I just kind of got fortunate that a few years ago, I found out golf was coming back into the Games. So I worked my butt off to get on the team and now I'm really happy to be going down with Alena and David and Graham and hopefully we'll make Canada proud.

SCOTT RUSSELL: What tilted the scale in the Olympic favor for you?

ALENA SHARP: Same as she said, you grow up watching the Olympics, and being into golf, there was no chance to be an Olympian. And then when it was announced, it was something very important to me to be able to represent Canada and go down to Rio. And growing up, I always watched the hockey, and we are known for hockey, but I think it's time to show the world that we are known for golf.

SCOTT RUSSELL: Graham, how about you? You, too, have talked about hearing the Canadian anthem here, seeing the flag, the crowds at the Canadian Open, and you couldn't wait for the Olympics.

GRAHAM DeLAET: Yeah, when I think about it, I mean, I think part of being Canadian is having that pride. It should be a privilege to represent your country, not a chore. I wouldn't have missed it for anything.

SCOTT RUSSELL: David, you're last word on this.

DAVID HEARN: Yeah, I've had the opportunity to represent Canada a number of times as a junior golfer, as an amateur and even as a professional. Any time you play to represent your country, there's a different type of pride and feeling that goes along with when you play those weeks, and you know, to have this opportunity to represent Canada on the biggest stage of sport in the world is something I couldn't turn down. It's something I'm excited and honored and can't wait to get down there he can.

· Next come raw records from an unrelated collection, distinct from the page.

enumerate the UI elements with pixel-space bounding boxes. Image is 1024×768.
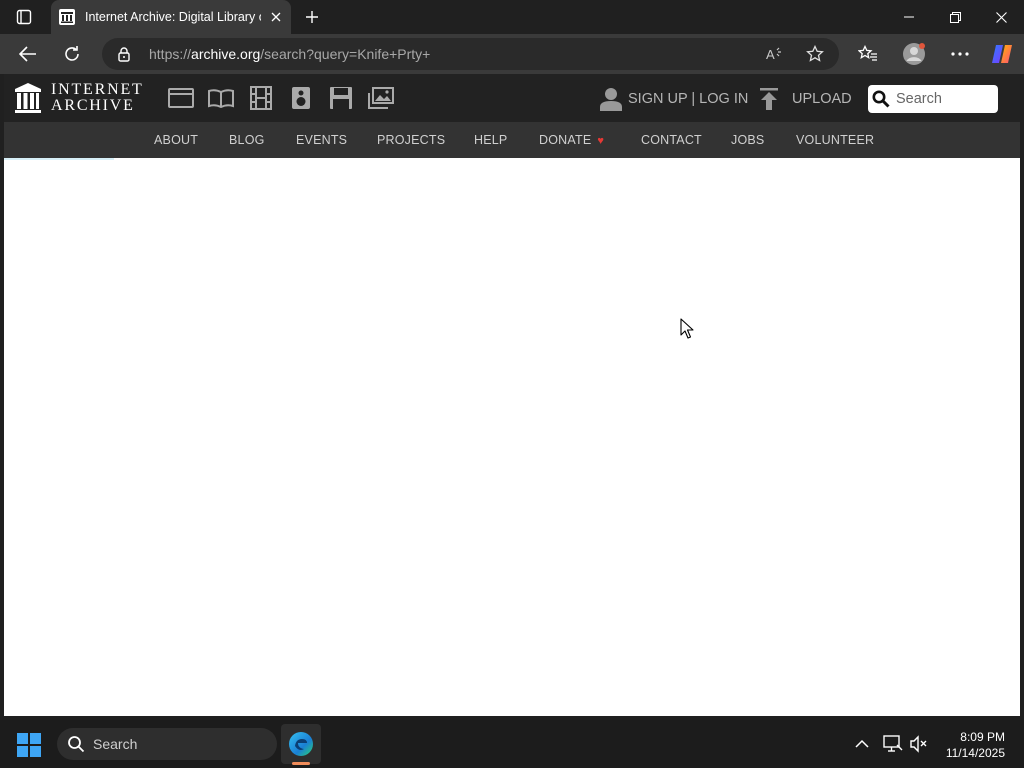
more-options-icon[interactable]	[945, 40, 975, 68]
user-icon	[600, 88, 622, 111]
favorites-icon[interactable]	[853, 40, 883, 68]
edge-taskbar-icon[interactable]	[281, 724, 321, 764]
url-scheme: https://	[149, 46, 192, 62]
svg-text:A: A	[766, 47, 775, 62]
copilot-icon[interactable]	[987, 40, 1017, 68]
new-tab-button[interactable]	[300, 6, 324, 28]
volume-muted-icon[interactable]	[909, 734, 929, 754]
tab-close-icon[interactable]	[267, 8, 285, 26]
upload-arrow-icon	[760, 88, 778, 110]
upload-label: UPLOAD	[792, 91, 852, 107]
back-button[interactable]	[13, 40, 43, 68]
clock-date: 11/14/2025	[945, 746, 1005, 760]
url-text[interactable]: https://archive.org/search?query=Knife+P…	[149, 46, 430, 62]
ia-search-input[interactable]	[896, 91, 992, 107]
ia-logo[interactable]: INTERNET ARCHIVE	[14, 82, 154, 116]
windows-start-icon[interactable]	[16, 732, 42, 758]
favorite-star-icon[interactable]	[806, 45, 824, 63]
page-viewport: INTERNET ARCHIVE SIGN UP | LOG IN UPLOAD…	[4, 74, 1020, 716]
url-path: /search?query=Knife+Prty+	[260, 46, 431, 62]
close-window-button[interactable]	[978, 0, 1024, 34]
audio-speaker-icon[interactable]	[287, 86, 315, 110]
browser-toolbar: https://archive.org/search?query=Knife+P…	[0, 34, 1024, 74]
taskbar: Search 8:09 PM 11/14/2025	[0, 720, 1024, 768]
profile-avatar-icon[interactable]	[899, 40, 929, 68]
texts-book-icon[interactable]	[207, 86, 235, 110]
ia-building-icon	[15, 83, 41, 113]
nav-volunteer[interactable]: VOLUNTEER	[796, 133, 874, 147]
clock-time: 8:09 PM	[960, 730, 1005, 744]
taskbar-search-icon	[68, 736, 85, 753]
tab-strip: Internet Archive: Digital Library of Fre…	[0, 0, 1024, 34]
system-clock[interactable]: 8:09 PM 11/14/2025	[946, 729, 1005, 761]
ia-search-box[interactable]	[868, 85, 998, 113]
tab-actions-icon[interactable]	[10, 6, 38, 28]
web-icon[interactable]	[167, 86, 195, 110]
nav-help[interactable]: HELP	[474, 133, 507, 147]
ia-secondary-nav: ABOUT BLOG EVENTS PROJECTS HELP DONATE ♥ …	[4, 122, 1020, 158]
search-icon[interactable]	[872, 90, 890, 108]
minimize-button[interactable]	[886, 0, 932, 34]
lock-icon[interactable]	[116, 46, 132, 62]
url-host: archive.org	[191, 46, 261, 62]
restore-button[interactable]	[932, 0, 978, 34]
archive-favicon-icon	[59, 9, 75, 25]
nav-donate[interactable]: DONATE ♥	[539, 133, 604, 147]
browser-tab-active[interactable]: Internet Archive: Digital Library of Fre…	[51, 0, 291, 34]
tray-chevron-up-icon[interactable]	[852, 734, 872, 754]
page-content-area	[4, 160, 1020, 716]
address-bar[interactable]: https://archive.org/search?query=Knife+P…	[102, 38, 839, 70]
ia-logo-text: INTERNET ARCHIVE	[51, 82, 144, 114]
logo-line-1: INTERNET	[51, 81, 144, 98]
nav-contact[interactable]: CONTACT	[641, 133, 702, 147]
upload-link[interactable]: UPLOAD	[760, 86, 852, 112]
logo-line-2: ARCHIVE	[51, 97, 135, 114]
images-icon[interactable]	[367, 86, 395, 110]
software-floppy-icon[interactable]	[327, 86, 355, 110]
nav-events[interactable]: EVENTS	[296, 133, 347, 147]
nav-jobs[interactable]: JOBS	[731, 133, 764, 147]
active-app-indicator	[292, 762, 310, 765]
account-link-label: SIGN UP | LOG IN	[628, 91, 749, 107]
read-aloud-icon[interactable]: A	[766, 45, 784, 63]
refresh-button[interactable]	[57, 40, 87, 68]
taskbar-search-label: Search	[93, 736, 138, 752]
video-film-icon[interactable]	[247, 86, 275, 110]
heart-icon: ♥	[597, 135, 605, 147]
account-link[interactable]: SIGN UP | LOG IN	[600, 86, 748, 112]
mouse-cursor-icon	[680, 318, 694, 339]
ia-topnav: INTERNET ARCHIVE SIGN UP | LOG IN UPLOAD…	[4, 74, 1020, 122]
nav-donate-label: DONATE	[539, 133, 592, 147]
network-monitor-icon[interactable]	[883, 734, 903, 754]
nav-blog[interactable]: BLOG	[229, 133, 265, 147]
nav-about[interactable]: ABOUT	[154, 133, 198, 147]
taskbar-search[interactable]: Search	[57, 728, 277, 760]
tab-title: Internet Archive: Digital Library of Fre…	[85, 10, 261, 24]
nav-projects[interactable]: PROJECTS	[377, 133, 445, 147]
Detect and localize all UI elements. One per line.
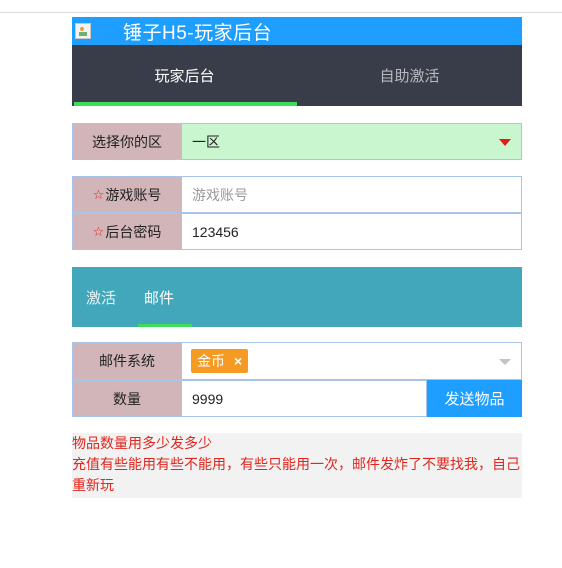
caret-down-icon xyxy=(499,359,511,365)
selected-item-tag: 金币 × xyxy=(191,349,249,373)
send-item-button[interactable]: 发送物品 xyxy=(427,380,522,417)
tag-label: 金币 xyxy=(197,353,225,369)
password-row: ☆ 后台密码 123456 xyxy=(72,213,522,250)
password-label: ☆ 后台密码 xyxy=(72,213,182,250)
top-divider xyxy=(0,12,562,13)
close-icon[interactable]: × xyxy=(234,353,242,369)
quantity-input[interactable]: 9999 xyxy=(182,380,427,417)
notice-line-1: 物品数量用多少发多少 xyxy=(72,435,212,451)
tab-label: 自助激活 xyxy=(379,68,440,85)
account-row: ☆ 游戏账号 游戏账号 xyxy=(72,176,522,213)
password-value: 123456 xyxy=(192,223,239,240)
tab-label: 邮件 xyxy=(144,289,175,307)
notice-box: 物品数量用多少发多少 充值有些能用有些不能用，有些只能用一次，邮件发炸了不要找我… xyxy=(72,433,522,498)
tab-activate[interactable]: 激活 xyxy=(78,267,124,327)
mail-system-label: 邮件系统 xyxy=(72,342,182,380)
account-input[interactable]: 游戏账号 xyxy=(182,176,522,213)
account-placeholder: 游戏账号 xyxy=(192,186,248,203)
tab-label: 玩家后台 xyxy=(154,68,215,85)
tab-self-activation[interactable]: 自助激活 xyxy=(297,45,522,106)
tab-player-backend[interactable]: 玩家后台 xyxy=(72,45,297,106)
server-selected-value: 一区 xyxy=(192,133,220,150)
main-tab-bar: 玩家后台 自助激活 xyxy=(72,45,522,106)
account-label-text: 游戏账号 xyxy=(105,186,162,203)
notice-line-2: 充值有些能用有些不能用，有些只能用一次，邮件发炸了不要找我，自己重新玩 xyxy=(72,456,520,493)
sub-tab-bar: 激活 邮件 xyxy=(72,267,522,327)
server-label: 选择你的区 xyxy=(72,123,182,160)
app-container: 锤子H5-玩家后台 玩家后台 自助激活 选择你的区 一区 ☆ 游戏账号 游戏账号 … xyxy=(72,17,522,498)
star-icon: ☆ xyxy=(92,186,105,202)
password-label-text: 后台密码 xyxy=(105,223,162,240)
quantity-value: 9999 xyxy=(192,390,224,407)
quantity-row: 数量 9999 发送物品 xyxy=(72,380,522,417)
mail-system-row: 邮件系统 金币 × xyxy=(72,342,522,380)
tab-mail[interactable]: 邮件 xyxy=(136,267,193,327)
server-select[interactable]: 一区 xyxy=(182,123,522,160)
header-bar: 锤子H5-玩家后台 xyxy=(72,17,522,45)
broken-image-icon xyxy=(75,23,91,39)
password-input[interactable]: 123456 xyxy=(182,213,522,250)
quantity-label: 数量 xyxy=(72,380,182,417)
server-select-row: 选择你的区 一区 xyxy=(72,123,522,160)
account-label: ☆ 游戏账号 xyxy=(72,176,182,213)
page-title: 锤子H5-玩家后台 xyxy=(123,22,273,44)
star-icon: ☆ xyxy=(92,223,105,239)
mail-item-select[interactable]: 金币 × xyxy=(182,342,522,380)
caret-down-icon xyxy=(499,139,511,146)
tab-label: 激活 xyxy=(86,289,117,307)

SCOTT RUSSELL: Thank you all for the great insight you've shared with us today. I look forward to seeing you in Rio very soon, 17 days, the Games begin. We have full confidence you're going to compete at your best. We can all attest that Canada's Olympians are national treasures, as I said, amongst our finest ambassadors. These historic Olympics will be intensely watched. You become significant figures for your country and for your sport.